El uso de recursos de transferencia de tecnología que no aportaban en nada al sector hidrocarburos resultó en una investigación disciplinaria contra José Armando Zamora. Pero, el 16 de septiembre de 2014, la Procuraduría lo absolvió: “Los actos administrativos expedidos por la Agencia Nacional de Hidrocarburos para modificar el alcance de la cláusula de transferencia de tecnología e incluir un programa de becas, se expidieron con apego a la normatividad y competencia, y gozan de presunción legal”, concluyó el organismo. (De nuestro archivo: Pirámide con contrato petrolero)

La Procuraduría señaló que Zamora no había cometido falta disciplinaria alguna, pues la transferencia de tecnología, como derecho contractual, podía ser modificada y, por ende, era “viable” el “alcance que le dio el entonces director de la ANH”. En otras palabras, para la Procuraduría –entonces bajo el mando de Alejandro Ordóñez–, cambiar la cláusula y destinar esos dineros públicos para que los funcionarios pagaran la educación de sus hijos, en vez de usarse para capacitar a los especialistas de hidrocarburos, era legal.

Así fue como el tema murió en la Procuraduría. En la Contraloría, sin embargo, todavía hay dudas sobre lo que Zamora hizo al respecto mientras fue presidente de la ANH. En 2010, esta entidad concluyó que los dineros invertidos en el programa de becas “no apunta(ban) al mejoramiento del sector hidrocarburífero” y que, por esa sola razón, ya era reprochable, pues constituía un “daño patrimonial al Estado” con posible incidencia fiscal, disciplinaria y penal. En lo disciplinario no prosperó, En lo penal, que se sepa, tampoco.

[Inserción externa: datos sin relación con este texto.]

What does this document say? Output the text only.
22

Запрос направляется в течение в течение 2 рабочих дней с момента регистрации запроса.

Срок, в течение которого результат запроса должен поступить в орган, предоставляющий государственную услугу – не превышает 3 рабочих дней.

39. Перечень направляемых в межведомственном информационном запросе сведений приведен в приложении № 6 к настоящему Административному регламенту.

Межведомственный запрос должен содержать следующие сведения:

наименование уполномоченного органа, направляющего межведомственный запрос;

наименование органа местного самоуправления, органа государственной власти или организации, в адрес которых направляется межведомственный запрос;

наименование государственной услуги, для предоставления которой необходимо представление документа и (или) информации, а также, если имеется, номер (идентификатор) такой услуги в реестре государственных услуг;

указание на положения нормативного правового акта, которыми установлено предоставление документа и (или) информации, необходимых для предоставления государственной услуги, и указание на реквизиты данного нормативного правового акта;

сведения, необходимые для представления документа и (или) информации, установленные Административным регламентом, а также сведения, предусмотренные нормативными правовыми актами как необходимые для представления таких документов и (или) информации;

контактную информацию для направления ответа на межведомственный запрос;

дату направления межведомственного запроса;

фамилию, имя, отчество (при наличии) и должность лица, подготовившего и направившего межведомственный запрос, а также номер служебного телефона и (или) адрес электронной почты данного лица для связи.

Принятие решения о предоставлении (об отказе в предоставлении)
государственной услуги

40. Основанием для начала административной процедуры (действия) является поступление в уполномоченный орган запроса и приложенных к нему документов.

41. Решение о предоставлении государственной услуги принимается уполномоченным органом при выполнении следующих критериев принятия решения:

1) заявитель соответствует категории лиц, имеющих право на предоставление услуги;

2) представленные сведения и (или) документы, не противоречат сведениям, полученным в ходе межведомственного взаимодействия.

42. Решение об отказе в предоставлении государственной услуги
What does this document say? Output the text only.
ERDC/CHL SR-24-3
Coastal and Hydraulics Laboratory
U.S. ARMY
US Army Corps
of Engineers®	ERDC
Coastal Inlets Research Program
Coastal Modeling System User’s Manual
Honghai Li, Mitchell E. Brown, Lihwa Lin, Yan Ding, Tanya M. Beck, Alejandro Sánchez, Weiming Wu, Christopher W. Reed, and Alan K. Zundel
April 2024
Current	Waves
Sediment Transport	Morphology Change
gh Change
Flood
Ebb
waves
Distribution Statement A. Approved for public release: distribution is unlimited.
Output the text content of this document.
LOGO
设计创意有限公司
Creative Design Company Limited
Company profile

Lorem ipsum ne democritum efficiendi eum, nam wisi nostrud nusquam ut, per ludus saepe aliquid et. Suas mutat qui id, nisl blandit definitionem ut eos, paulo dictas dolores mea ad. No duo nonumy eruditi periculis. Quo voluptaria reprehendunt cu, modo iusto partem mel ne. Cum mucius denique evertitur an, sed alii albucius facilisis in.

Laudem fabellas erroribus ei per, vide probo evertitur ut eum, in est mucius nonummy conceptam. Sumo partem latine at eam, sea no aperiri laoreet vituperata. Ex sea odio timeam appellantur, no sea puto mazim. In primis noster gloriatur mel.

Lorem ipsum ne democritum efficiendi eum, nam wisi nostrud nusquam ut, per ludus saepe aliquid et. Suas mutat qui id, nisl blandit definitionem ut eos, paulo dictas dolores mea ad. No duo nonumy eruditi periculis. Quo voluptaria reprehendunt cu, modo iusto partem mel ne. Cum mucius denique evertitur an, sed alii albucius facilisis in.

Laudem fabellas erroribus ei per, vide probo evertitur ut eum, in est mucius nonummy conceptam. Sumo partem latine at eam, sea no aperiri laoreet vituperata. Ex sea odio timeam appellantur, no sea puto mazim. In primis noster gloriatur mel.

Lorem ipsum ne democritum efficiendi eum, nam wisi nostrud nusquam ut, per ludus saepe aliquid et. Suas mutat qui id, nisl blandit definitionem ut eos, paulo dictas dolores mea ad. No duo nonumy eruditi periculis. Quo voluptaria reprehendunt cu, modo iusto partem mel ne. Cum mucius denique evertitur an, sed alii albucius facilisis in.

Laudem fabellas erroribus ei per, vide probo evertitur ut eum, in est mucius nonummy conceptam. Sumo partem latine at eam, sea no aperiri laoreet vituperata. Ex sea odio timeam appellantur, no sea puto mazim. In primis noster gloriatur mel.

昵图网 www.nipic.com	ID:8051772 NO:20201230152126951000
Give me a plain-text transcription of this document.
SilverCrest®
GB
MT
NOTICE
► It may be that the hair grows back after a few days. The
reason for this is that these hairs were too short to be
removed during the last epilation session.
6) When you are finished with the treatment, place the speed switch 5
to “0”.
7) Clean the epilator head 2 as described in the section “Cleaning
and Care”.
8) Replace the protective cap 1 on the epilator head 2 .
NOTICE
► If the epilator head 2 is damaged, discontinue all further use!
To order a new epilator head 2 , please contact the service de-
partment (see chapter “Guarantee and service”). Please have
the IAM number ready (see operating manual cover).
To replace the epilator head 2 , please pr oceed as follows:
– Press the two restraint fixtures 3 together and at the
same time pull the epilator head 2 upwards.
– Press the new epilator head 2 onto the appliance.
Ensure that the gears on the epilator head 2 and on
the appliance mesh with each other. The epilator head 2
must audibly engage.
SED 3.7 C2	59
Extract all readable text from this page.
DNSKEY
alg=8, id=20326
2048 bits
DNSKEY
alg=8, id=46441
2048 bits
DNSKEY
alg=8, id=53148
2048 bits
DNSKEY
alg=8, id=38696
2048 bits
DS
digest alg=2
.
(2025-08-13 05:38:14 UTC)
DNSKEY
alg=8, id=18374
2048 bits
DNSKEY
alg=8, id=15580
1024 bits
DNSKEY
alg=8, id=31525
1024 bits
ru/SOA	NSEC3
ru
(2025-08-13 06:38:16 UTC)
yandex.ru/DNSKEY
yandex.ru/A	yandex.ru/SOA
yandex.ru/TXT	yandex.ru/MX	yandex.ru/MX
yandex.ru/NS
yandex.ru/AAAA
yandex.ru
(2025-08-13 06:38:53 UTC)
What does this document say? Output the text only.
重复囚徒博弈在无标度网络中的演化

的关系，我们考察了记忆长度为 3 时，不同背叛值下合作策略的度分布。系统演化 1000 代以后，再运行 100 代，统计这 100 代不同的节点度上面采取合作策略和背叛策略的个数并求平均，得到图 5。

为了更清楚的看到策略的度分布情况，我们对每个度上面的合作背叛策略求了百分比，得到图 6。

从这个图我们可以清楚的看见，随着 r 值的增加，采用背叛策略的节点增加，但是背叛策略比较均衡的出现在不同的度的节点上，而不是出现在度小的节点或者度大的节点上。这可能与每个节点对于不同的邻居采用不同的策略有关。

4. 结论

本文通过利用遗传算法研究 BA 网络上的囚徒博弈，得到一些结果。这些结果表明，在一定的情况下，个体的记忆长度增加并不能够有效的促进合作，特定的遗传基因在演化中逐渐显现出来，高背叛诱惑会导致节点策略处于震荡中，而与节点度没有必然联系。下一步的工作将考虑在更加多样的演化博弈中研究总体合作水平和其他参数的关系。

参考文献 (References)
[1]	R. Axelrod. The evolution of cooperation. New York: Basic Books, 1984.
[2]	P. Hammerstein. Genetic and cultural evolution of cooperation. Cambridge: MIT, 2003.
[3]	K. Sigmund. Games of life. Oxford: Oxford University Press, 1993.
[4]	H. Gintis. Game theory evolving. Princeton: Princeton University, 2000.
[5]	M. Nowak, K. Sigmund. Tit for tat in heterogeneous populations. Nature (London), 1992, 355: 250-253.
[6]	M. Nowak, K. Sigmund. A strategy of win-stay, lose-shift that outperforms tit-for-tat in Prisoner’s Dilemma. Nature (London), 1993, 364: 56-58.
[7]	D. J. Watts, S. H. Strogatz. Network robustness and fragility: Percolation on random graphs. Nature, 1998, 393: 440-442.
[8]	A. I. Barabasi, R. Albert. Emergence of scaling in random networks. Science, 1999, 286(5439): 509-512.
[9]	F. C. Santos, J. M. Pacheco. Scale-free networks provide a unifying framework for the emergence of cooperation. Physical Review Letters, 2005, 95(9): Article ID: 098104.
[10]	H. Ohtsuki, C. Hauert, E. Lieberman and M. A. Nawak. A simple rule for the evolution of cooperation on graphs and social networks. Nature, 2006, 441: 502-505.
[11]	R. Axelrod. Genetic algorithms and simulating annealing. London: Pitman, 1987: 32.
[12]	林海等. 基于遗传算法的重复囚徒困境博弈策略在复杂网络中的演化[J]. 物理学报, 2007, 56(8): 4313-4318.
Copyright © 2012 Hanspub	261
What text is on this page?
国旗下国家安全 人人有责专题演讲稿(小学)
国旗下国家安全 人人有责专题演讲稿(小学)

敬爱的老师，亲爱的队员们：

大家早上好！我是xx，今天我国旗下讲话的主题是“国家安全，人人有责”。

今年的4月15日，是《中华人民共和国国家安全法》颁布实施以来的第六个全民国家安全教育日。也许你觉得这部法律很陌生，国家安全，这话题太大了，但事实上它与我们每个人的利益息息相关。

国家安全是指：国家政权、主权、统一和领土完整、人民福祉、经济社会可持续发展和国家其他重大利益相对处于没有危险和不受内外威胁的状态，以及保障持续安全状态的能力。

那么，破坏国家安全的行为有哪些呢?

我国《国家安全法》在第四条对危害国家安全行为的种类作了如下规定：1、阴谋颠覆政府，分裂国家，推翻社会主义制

Aun así, en la Contraloría la investigación continúa. Por eso la comunicación del pasado 3 de marzo al propio Zamora: el órgano de control le pidió que, a más tardar el 12 de marzo, le haga llegar copia de las pólizas de seguros con que se cubrieron las becas de estudio en 2011, un año después de la primera auditoría que reveló qué manejo se les había dado a los recursos de transferencia de tecnología. La directora de talento humano de la ANH de 2018, Sandra Milena Rodríguez, se comprometió a entregar esos datos en octubre de ese año. (Agencia Nacional de Hidrocarburos niega que haya planes de 'fracking' en Boyacá)

Porque a la fecha no han llegado, la Contraloría resolvió pedírselos a Zamora. Esa será una de sus primeras tareas como presidente –de nuevo– de la Agencia Nacional de Hidrocarburos.